Graft-versus-host disease (GVHD) is one of the most serious complications of allogeneic (donor) stem cell transplants. This happens when the donor immune system cells attack tissues of the patient’s own cells.

The areas most often affected include the skin, liver, and digestive tract, but other areas may be affected as well. GVHD can be acute or chronic, based on how soon after the transplant it begins. In severe cases, GVHD can be life-threatening. Drugs that weaken the immune system are often given as a part of the transplant to try to prevent GVHD, although they can have their own side effects.

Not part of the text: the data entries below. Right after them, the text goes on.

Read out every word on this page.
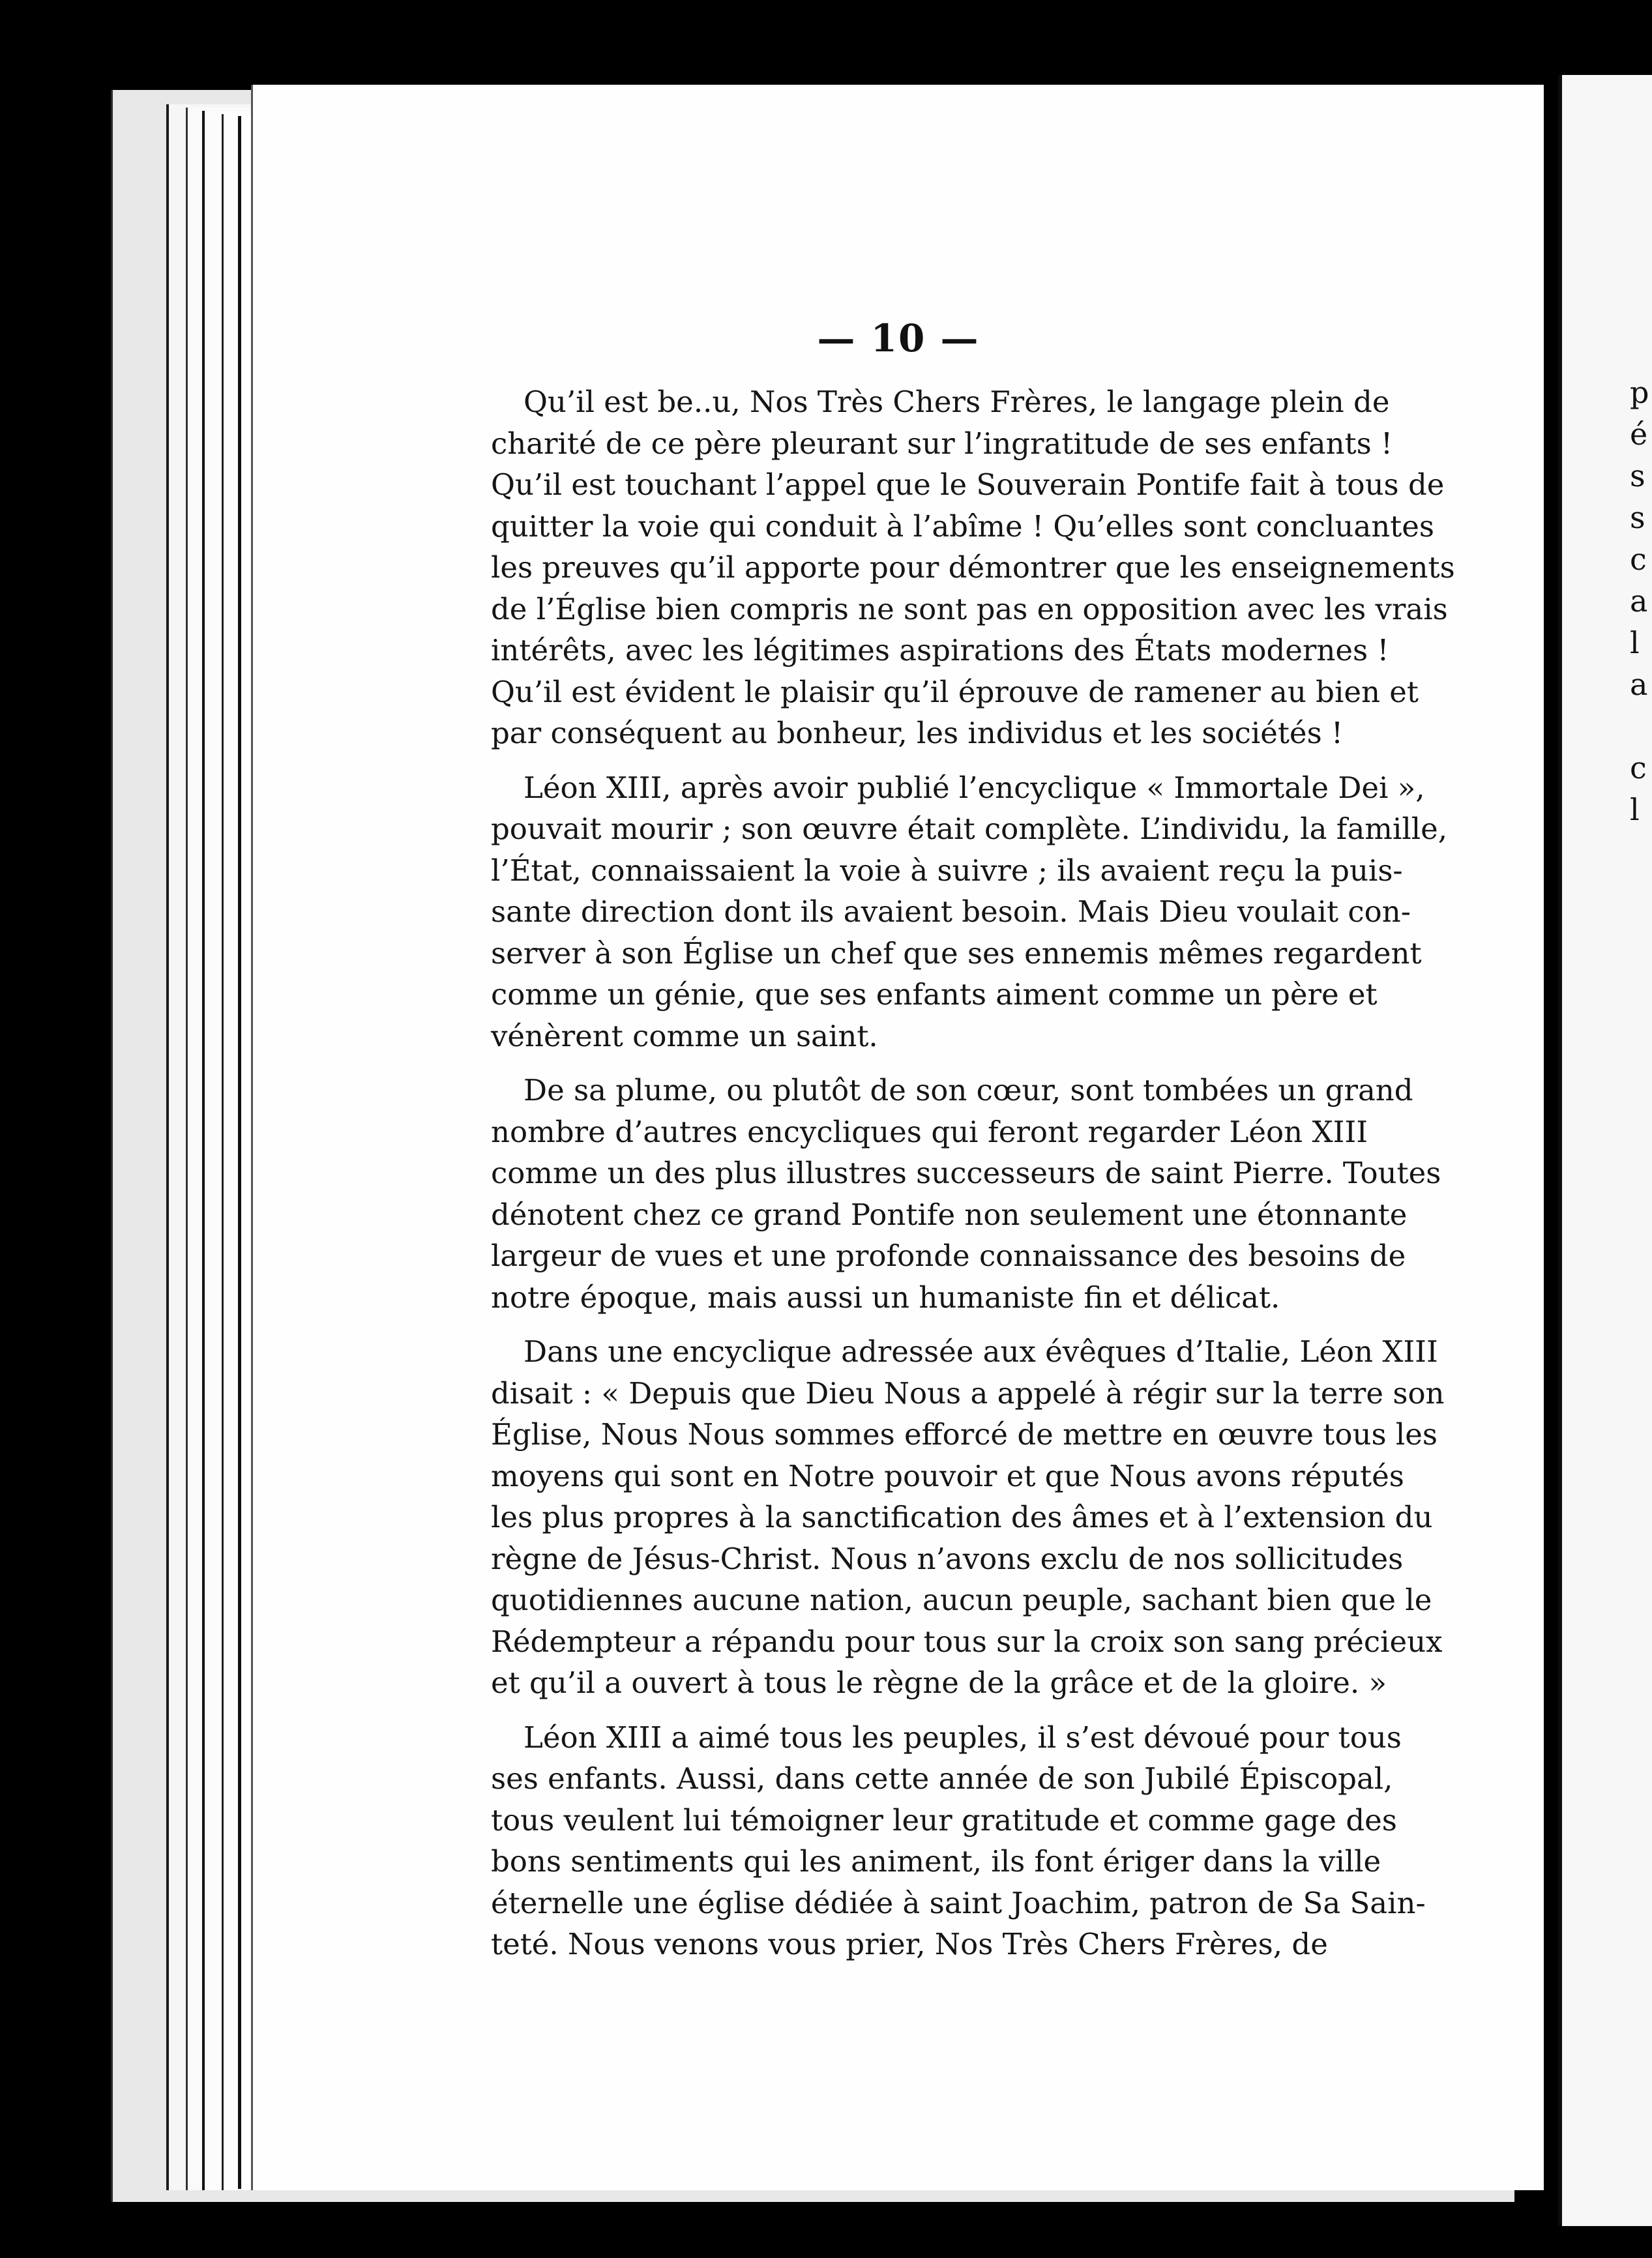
p
é
s
s
c
a
l
a

c
l

— 10 —

Qu’il est be..u, Nos Très Chers Frères, le langage plein de
charité de ce père pleurant sur l’ingratitude de ses enfants !
Qu’il est touchant l’appel que le Souverain Pontife fait à tous de
quitter la voie qui conduit à l’abîme ! Qu’elles sont concluantes
les preuves qu’il apporte pour démontrer que les enseignements
de l’Église bien compris ne sont pas en opposition avec les vrais
intérêts, avec les légitimes aspirations des États modernes !
Qu’il est évident le plaisir qu’il éprouve de ramener au bien et
par conséquent au bonheur, les individus et les sociétés !

Léon XIII, après avoir publié l’encyclique « Immortale Dei »,
pouvait mourir ; son œuvre était complète. L’individu, la famille,
l’État, connaissaient la voie à suivre ; ils avaient reçu la puis-
sante direction dont ils avaient besoin. Mais Dieu voulait con-
server à son Église un chef que ses ennemis mêmes regardent
comme un génie, que ses enfants aiment comme un père et
vénèrent comme un saint.

De sa plume, ou plutôt de son cœur, sont tombées un grand
nombre d’autres encycliques qui feront regarder Léon XIII
comme un des plus illustres successeurs de saint Pierre. Toutes
dénotent chez ce grand Pontife non seulement une étonnante
largeur de vues et une profonde connaissance des besoins de
notre époque, mais aussi un humaniste fin et délicat.

Dans une encyclique adressée aux évêques d’Italie, Léon XIII
disait : « Depuis que Dieu Nous a appelé à régir sur la terre son
Église, Nous Nous sommes efforcé de mettre en œuvre tous les
moyens qui sont en Notre pouvoir et que Nous avons réputés
les plus propres à la sanctification des âmes et à l’extension du
règne de Jésus-Christ. Nous n’avons exclu de nos sollicitudes
quotidiennes aucune nation, aucun peuple, sachant bien que le
Rédempteur a répandu pour tous sur la croix son sang précieux
et qu’il a ouvert à tous le règne de la grâce et de la gloire. »

Léon XIII a aimé tous les peuples, il s’est dévoué pour tous
ses enfants. Aussi, dans cette année de son Jubilé Épiscopal,
tous veulent lui témoigner leur gratitude et comme gage des
bons sentiments qui les animent, ils font ériger dans la ville
éternelle une église dédiée à saint Joachim, patron de Sa Sain-
teté. Nous venons vous prier, Nos Très Chers Frères, de
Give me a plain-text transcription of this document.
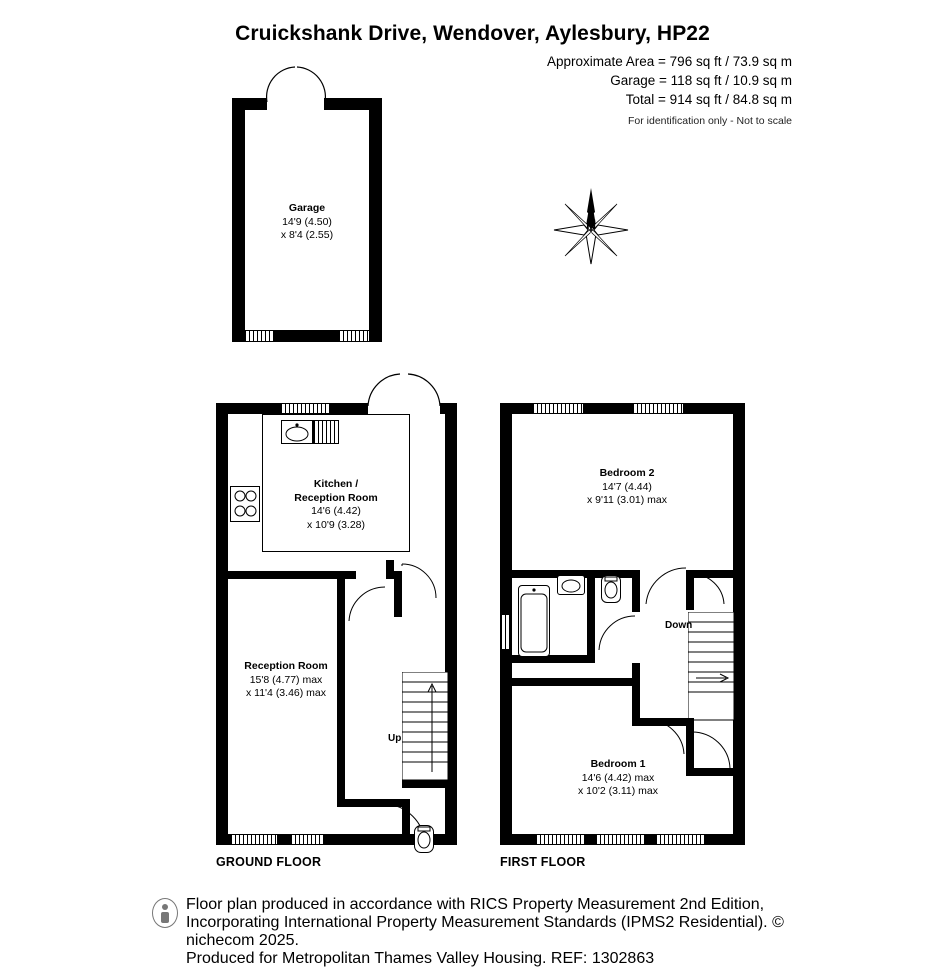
Cruickshank Drive, Wendover, Aylesbury, HP22
Approximate Area = 796 sq ft / 73.9 sq m
Garage = 118 sq ft / 10.9 sq m
Total = 914 sq ft / 84.8 sq m
For identification only - Not to scale
N
Garage
14'9 (4.50)
x 8'4 (2.55)
Kitchen /
Reception Room
14'6 (4.42)
x 10'9 (3.28)
Reception Room
15'8 (4.77) max
x 11'4 (3.46) max
Up
GROUND FLOOR
Bedroom 2
14'7 (4.44)
x 9'11 (3.01) max
Down
Bedroom 1
14'6 (4.42) max
x 10'2 (3.11) max
FIRST FLOOR
Floor plan produced in accordance with RICS Property Measurement 2nd Edition,
Incorporating International Property Measurement Standards (IPMS2 Residential). © nichecom 2025.
Produced for Metropolitan Thames Valley Housing. REF: 1302863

The most common symptoms of GVHD are severe skin rashes and severe diarrhea. If the liver is affected, the damage can lead to jaundice (yellowing of the skin and eyes) or even liver failure. GVHD can also cause lung damage, leading to problems breathing. The patient may feel weak, become tired easily, and have nausea, dry mouth, and muscle aches.

On the good side, graft-versus-host disease can lead to graft-versus-leukemia activity, in which any remaining leukemia cells may be killed by the donor immune cells.

Be sure to talk to your child’s doctor before the transplant to learn about possible long-term effects your child might have. More information on long-term effects can be found in the section, “What happens after treatment for childhood leukemia?